Next Issue Media recently introduced an iPad version of its app, following an April launch for Android platforms. The app currently offers 39 magazines in two pricing tiers, described by Harry McCracken on Time magazine's Techland blog:
"… there are two flat fees: $9.99 a month gets you all 34 available titles with less-than-weekly frequency, from All You to Wired. $14.99 a month gets you those, plus the five weeklies (Entertainment Weekly, People, Sports Illustrated, The New Yorker and, ahem, TIME)."
The iPad launch represents a bit of a reversal, as Next Issue Media was conceived (in 2009) as a way to blunt Apple's perceived platform dominance.
Although the tiered pricing has been the subject of some debate (how many American households spend $180 a year on magazine subscriptions?), I think it's a secondary issue. Of greater concern: Why do I want a single app with a cross-section of magazines?

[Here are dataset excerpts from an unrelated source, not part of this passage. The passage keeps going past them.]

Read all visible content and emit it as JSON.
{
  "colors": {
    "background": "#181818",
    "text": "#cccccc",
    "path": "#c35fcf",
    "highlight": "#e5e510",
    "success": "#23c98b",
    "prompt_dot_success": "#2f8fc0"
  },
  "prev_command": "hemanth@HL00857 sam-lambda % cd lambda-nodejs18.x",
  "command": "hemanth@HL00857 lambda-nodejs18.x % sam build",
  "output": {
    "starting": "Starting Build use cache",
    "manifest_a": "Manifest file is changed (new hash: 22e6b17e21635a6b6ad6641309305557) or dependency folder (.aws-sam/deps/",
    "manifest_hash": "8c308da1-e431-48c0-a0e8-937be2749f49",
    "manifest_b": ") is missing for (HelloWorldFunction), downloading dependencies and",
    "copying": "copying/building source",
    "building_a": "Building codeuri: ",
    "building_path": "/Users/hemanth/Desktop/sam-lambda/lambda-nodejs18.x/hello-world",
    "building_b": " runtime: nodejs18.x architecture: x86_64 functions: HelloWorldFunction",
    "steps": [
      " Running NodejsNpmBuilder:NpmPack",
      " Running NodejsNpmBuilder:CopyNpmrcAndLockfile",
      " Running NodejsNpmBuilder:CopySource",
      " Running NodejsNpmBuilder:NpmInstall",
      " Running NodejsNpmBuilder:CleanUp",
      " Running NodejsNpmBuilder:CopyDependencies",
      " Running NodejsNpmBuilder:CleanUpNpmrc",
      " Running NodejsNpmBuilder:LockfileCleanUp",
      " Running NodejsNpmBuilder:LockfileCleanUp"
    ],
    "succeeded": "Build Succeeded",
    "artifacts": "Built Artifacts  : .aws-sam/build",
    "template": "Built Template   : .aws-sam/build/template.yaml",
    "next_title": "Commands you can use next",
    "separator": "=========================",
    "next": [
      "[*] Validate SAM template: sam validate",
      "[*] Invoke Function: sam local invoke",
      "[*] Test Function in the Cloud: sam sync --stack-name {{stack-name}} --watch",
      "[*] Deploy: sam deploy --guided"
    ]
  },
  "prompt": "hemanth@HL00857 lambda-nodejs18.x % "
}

My iPad and my iPhone already offer a newsstand app that sits (front and center) on my screens. They also offer a web browser that lets me look for content by the article, perhaps the more appropriate level of aggregation and disaggregation.
In the last three years, Next Issue Media has positioned itself more or less sequentially as an anti-Apple option, a device-specific service, an Android-only app and now a bundled subscription service.
In the three years it took to come to market, Next Issue has shown an ability to adapt its tactics, but it has never questioned its strategy: to preserve the business models of (some) traditional magazine publishers. If those publishers want to survive, they ought to ask this "Hulu for Magazines" to be a lot more disruptive.
A bit of disclosure: Between 1983 and 1995, I worked on Time, People and Entertainment Weekly, all Time Inc. titles.